5. Tidak ada lapangan lain yang ketergantungan dunia ketiga kepada Negara maju menjadi lebih hebat di bidang informasi, dan tidak ada lapangan lain dimana konsep kemandirian begitu tidak diabaikan seperti yang berlaku pada lapangan ini. Ketergantungan informasi jauh lebih sukar diatasi disbanding dengan bidang lainnya karena bersifat multyvarious.
6. Teknologi tidak dapat dibeli. Tidak ada jalan pintas yang dapat ditempuh dalam hal ini. Untuk menjadikannya teknologi yang dimiliki, pertama-tama harus dikuasai diproduksi secara local, dan kemudian sepenuhnya diintegrasikan dengan lingkungan sosio cultural setempat.

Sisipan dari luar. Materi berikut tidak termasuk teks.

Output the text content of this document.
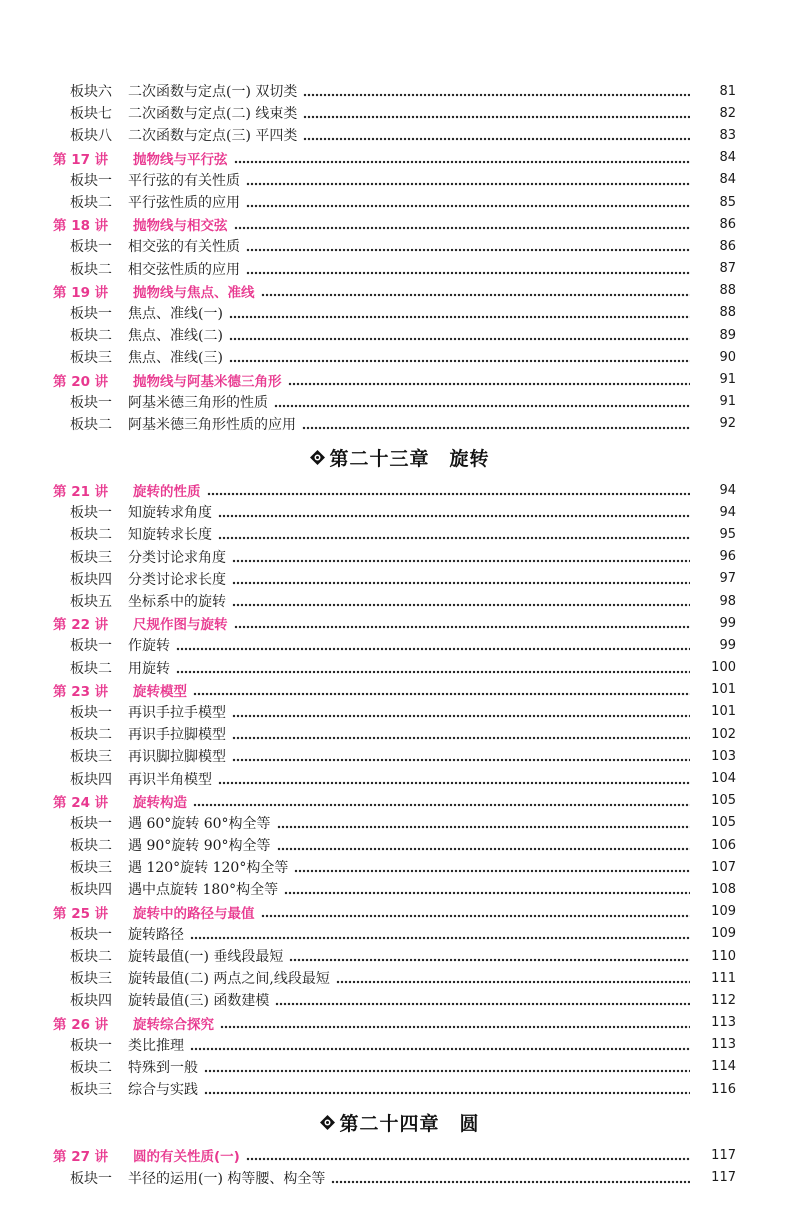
板块六	二次函数与定点(一) 双切类	81
板块七	二次函数与定点(二) 线束类	82
板块八	二次函数与定点(三) 平四类	83
第 17 讲	抛物线与平行弦	84
板块一	平行弦的有关性质	84
板块二	平行弦性质的应用	85
第 18 讲	抛物线与相交弦	86
板块一	相交弦的有关性质	86
板块二	相交弦性质的应用	87
第 19 讲	抛物线与焦点、准线	88
板块一	焦点、准线(一)	88
板块二	焦点、准线(二)	89
板块三	焦点、准线(三)	90
第 20 讲	抛物线与阿基米德三角形	91
板块一	阿基米德三角形的性质	91
板块二	阿基米德三角形性质的应用	92
第二十三章 旋转
第 21 讲	旋转的性质	94
板块一	知旋转求角度	94
板块二	知旋转求长度	95
板块三	分类讨论求角度	96
板块四	分类讨论求长度	97
板块五	坐标系中的旋转	98
第 22 讲	尺规作图与旋转	99
板块一	作旋转	99
板块二	用旋转	100
第 23 讲	旋转模型	101
板块一	再识手拉手模型	101
板块二	再识手拉脚模型	102
板块三	再识脚拉脚模型	103
板块四	再识半角模型	104
第 24 讲	旋转构造	105
板块一	遇 60°旋转 60°构全等	105
板块二	遇 90°旋转 90°构全等	106
板块三	遇 120°旋转 120°构全等	107
板块四	遇中点旋转 180°构全等	108
第 25 讲	旋转中的路径与最值	109
板块一	旋转路径	109
板块二	旋转最值(一) 垂线段最短	110
板块三	旋转最值(二) 两点之间,线段最短	111
板块四	旋转最值(三) 函数建模	112
第 26 讲	旋转综合探究	113
板块一	类比推理	113
板块二	特殊到一般	114
板块三	综合与实践	116
第二十四章 圆
第 27 讲	圆的有关性质(一)	117
板块一	半径的运用(一) 构等腰、构全等	117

7. Tanpa teknologi informasi dan komunikasi, tak satupun teknologi lainnya, seperti biogenetika, neuroscience, eksplorasi luar angkasa dan teknologi militer dapat berkembang. Bahkan nyatanya informasi sendiri telah merupakan suatu system tersendiri yang komplit dan koheren, suatu system yang sekarang menekankan titik beratnya pada seluruh sector masyarakat manusia.
8. Secara geopolitik, dunia ketiga merupakan kawasan yang paling balkanized di dunia. Negara-negara berkembang juga ketinggalan dalam hal kerjasama social ekonomi dan cultural, dan karenanya tak dapat berharap membuat suatu langkah yang bermakna memasuki abad ke 21 jika tetap dalam bentuk yang sekarang. Bahkan 10 negara anggota MEE dengan segala kemakmurannya, serta kemajuan pesat yang dicapainya dalam tingkatan integrasi ekonomi dan jumlah substantive investasi mereka dalam hal program riset regional mengenai teknologi informasi tidak merasa pasti bahwa industry mereka dibidang ini mampu bersaing dengan yang lain pada akhir abad ini.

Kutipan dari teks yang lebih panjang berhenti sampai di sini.